With the economic environment much more complicated that 20 years ago, many banks and thrifts have turned to wholesale markets to help offset the volatility that has been inherent in retail activities.
By diversifying in both the wholesale and retail arenas, financial institutions can improve their services to customers, enhance profitability, and maintain balance sheet stability.
Lending institutions have a basic challenge in working with retail customers. They offer borrowers the opportunity to prepay or refinance their loans, or both, yet they cannot revoke or "refinance" certificates of deposits, a major source of funding to support lending activity.
A Tough Sell
In the current low-interest-rate environment, it is difficult for banks to attract new CDs, though refinancing activity is rampant.
Should interest rates rise in the next several years, institutions that rely strictly on retail deposit funding may be forced to offer higher rates on short-term CDs, while they continue to accrue income at lower rates from their assets. This is the same combination that led to the thrift crisis of the early 1980s.
Regardless which direction interest rates move, however, wholesale banking can benefit financial institutions.
In fact, any diversification from a wholly retail strategy to a mix of retail and wholesale activities would be a more conservative approach to banking and place the bank in better control of its asset-liability mix.
Link to Capital Markets
Wholesale banking, by definition, involves raising and investing funds via the capital markets rather that raising and investing money on a retail level, as a community bank would normally do.
Superregional and money-center banks can issue debt in the capital markets to help fund their positions and manage the duration match (or mismatch) of their balance sheet.
While community bankers do not generally have access to the capital markets, they do have access to similar wholesale funding via membership in the Federal Home Loan Bank System.
By using Home Loan bank borrowings, known as advances, community banks can lengthen the duration of liabilities. Those advances require no FDIC premium, and are offered at attractive spreads to the Treasury marker. Borrowing can be used to purchase securities with more predictable prepayment profiles than a retail loan might provide.
A Better Mix
Financial institutions do not necessarily need to keep the assets they produce. A better mix of assets may be available via the capital markets. Bankers can entertain both fixed-rate securities and fixed-rates loans with maturity ranges that, absent a matched-maturity funding, would never otherwise be considered.
Thus, by borrowing funds at a wholesale level to support loan growth or investments in capital markets assets, the bankers has largely insulated the balance sheet from the market risk problems posed by retail banking.
Needless to say, this wholesale approach is not intended to, not could it, replace the community nature of retail banking. The two concepts are not mutually exclusive; indeed, they support one another.
When loan demand is weak and/or deposit flows are flat (like-today), the availability of cost-effective funding and credit-risk-free assets (at a positive spread) provides great comfort to asset-liability managers.
When to Push Retail Side
Conversely, when loan demand is good and deposit flows are strong, the retail franchise can, and should, be pursued to its fullest.
Obviously, the value of a bank's franchise is a function, at least in part, of its local market penetration and its image in the community.

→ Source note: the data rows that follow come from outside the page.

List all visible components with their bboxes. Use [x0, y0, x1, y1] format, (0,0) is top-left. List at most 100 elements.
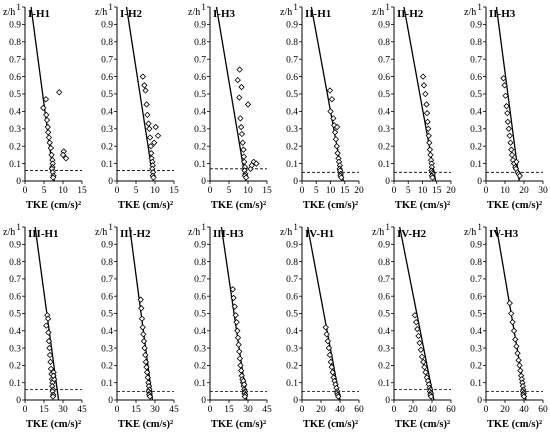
- y-tick-label: 0.8: [9, 38, 21, 48]
- y-tick-label: 0.8: [194, 258, 206, 268]
- x-axis-label: TKE (cm/s)²: [26, 200, 81, 211]
- y-tick-label: 1: [108, 3, 113, 13]
- data-point: [49, 174, 57, 181]
- y-tick-label: 0.7: [470, 55, 482, 65]
- y-tick-label: 0.5: [470, 310, 482, 320]
- data-point: [237, 123, 245, 131]
- x-tick-label: 15: [77, 186, 87, 196]
- data-point: [516, 172, 523, 179]
- data-point: [242, 174, 250, 181]
- data-point: [504, 118, 512, 126]
- data-point: [237, 367, 245, 374]
- data-point: [234, 327, 241, 334]
- x-tick-label: 0: [392, 405, 397, 415]
- data-point: [140, 338, 148, 345]
- y-tick-label: 0.4: [286, 108, 298, 118]
- data-point: [40, 104, 47, 112]
- x-tick-label: 60: [538, 405, 548, 415]
- x-axis-label: TKE (cm/s)²: [211, 419, 266, 430]
- x-tick-label: 0: [300, 405, 305, 415]
- y-tick-label: 0: [16, 177, 21, 187]
- data-point: [238, 130, 246, 138]
- data-point: [47, 358, 54, 366]
- data-point: [414, 325, 421, 333]
- chart-panel: 0 0.1 0.2 0.3 0.4 0.5 0.6 0.7 0.8 0.9 1 0 20 40 60 IV-H…: [372, 223, 456, 430]
- data-point: [239, 139, 246, 146]
- x-tick-label: 20: [446, 186, 456, 196]
- data-point: [423, 101, 430, 108]
- x-tick-label: 30: [538, 186, 548, 196]
- data-point: [420, 82, 428, 89]
- y-tick-label: 0: [201, 177, 206, 187]
- data-point: [137, 296, 144, 303]
- y-tick-label: 0.9: [9, 241, 21, 251]
- data-point: [145, 120, 152, 127]
- data-point: [507, 139, 514, 146]
- y-tick-label: 0.4: [470, 108, 482, 118]
- x-tick-label: 0: [392, 186, 397, 196]
- y-tick-label: 0.7: [286, 55, 298, 65]
- y-tick-label: 0.6: [470, 292, 482, 302]
- y-tick-label: 0: [201, 396, 206, 406]
- data-point: [416, 339, 423, 347]
- x-tick-label: 30: [150, 405, 160, 415]
- data-point: [332, 136, 340, 143]
- y-tick-label: 0.2: [101, 142, 113, 152]
- data-point: [232, 312, 239, 319]
- x-tick-label: 10: [150, 186, 160, 196]
- y-tick-label: 1: [201, 3, 206, 13]
- data-point: [146, 134, 154, 141]
- y-tick-label: 0.6: [101, 292, 113, 302]
- y-tick-label: 1: [385, 223, 390, 233]
- chart-panel: 00.10.20.30.40.50.60.70.80.910 5 10 15 20II-…: [372, 3, 456, 211]
- data-point: [146, 393, 154, 400]
- data-point: [45, 134, 53, 141]
- data-point: [338, 174, 345, 181]
- y-tick-label: 0.6: [378, 292, 390, 302]
- x-tick-label: 0: [23, 405, 28, 415]
- data-point: [139, 73, 147, 80]
- data-point: [233, 318, 240, 326]
- y-tick-label: 0.9: [9, 21, 21, 31]
- y-tick-label: 0: [293, 396, 298, 406]
- x-tick-label: 5: [42, 186, 47, 196]
- panel-title: IV-H1: [305, 228, 334, 240]
- y-tick-label: 0.1: [286, 379, 298, 389]
- data-point: [331, 122, 338, 129]
- data-point: [322, 324, 329, 331]
- data-point: [411, 312, 419, 319]
- y-tick-label: 0.9: [378, 21, 390, 31]
- fit-line: [125, 6, 155, 182]
- data-point: [236, 348, 243, 355]
- y-axis-label: z/h: [95, 227, 107, 238]
- x-tick-label: 10: [326, 186, 336, 196]
- fit-line: [129, 226, 154, 401]
- y-tick-label: 1: [293, 3, 298, 13]
- data-point: [327, 358, 334, 366]
- y-tick-label: 0.9: [194, 21, 206, 31]
- y-tick-label: 0.5: [101, 310, 113, 320]
- x-tick-label: 15: [131, 405, 141, 415]
- y-tick-label: 0.7: [194, 55, 206, 65]
- chart-panel: 00.10.20.30.40.50.60.70.80.910 5 10 15I-H3z…: [188, 3, 272, 211]
- y-tick-label: 1: [293, 223, 298, 233]
- data-point: [62, 155, 70, 162]
- y-tick-label: 0.3: [101, 125, 113, 135]
- x-tick-label: 15: [340, 186, 350, 196]
- fit-line: [30, 6, 55, 182]
- x-tick-label: 10: [58, 186, 68, 196]
- data-point: [417, 346, 425, 353]
- y-tick-label: 0.1: [286, 160, 298, 170]
- panel-title: I-H1: [28, 8, 50, 20]
- y-tick-label: 0.5: [470, 90, 482, 100]
- chart-panel: 0 0.1 0.2 0.3 0.4 0.5 0.6 0.7 0.8 0.9 1 0 15 30 45 III-…: [3, 223, 87, 430]
- y-tick-label: 0.1: [470, 379, 482, 389]
- data-point: [45, 338, 53, 345]
- data-point: [237, 362, 244, 369]
- y-tick-label: 0.7: [101, 55, 113, 65]
- y-tick-label: 1: [16, 223, 21, 233]
- y-tick-label: 0.8: [470, 38, 482, 48]
- panel-title: III-H1: [28, 228, 59, 240]
- data-point: [234, 76, 241, 84]
- chart-panel: 0 0.1 0.2 0.3 0.4 0.5 0.6 0.7 0.8 0.9 1 0 20 40 60 IV-H…: [280, 223, 364, 430]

To the extent that the banks serves its community with attractive loan products and competitive savings rates, its image in that community will be favorable.
The ability to offer these products, however, is determined by earnings, liquidity, and capital. These critical measurements can be greatly enhanced by the use of various wholesale-banking strategies as a supplement to local loan-deposit activity.
In order to be able to continue funding families and businesses, as it has done successfully for 60 years, institutions will need to maintain operating flexibility in an ever-changing economic environment. Wholesale banking will help them operate more profitably, and better serve their customers, in the years ahead.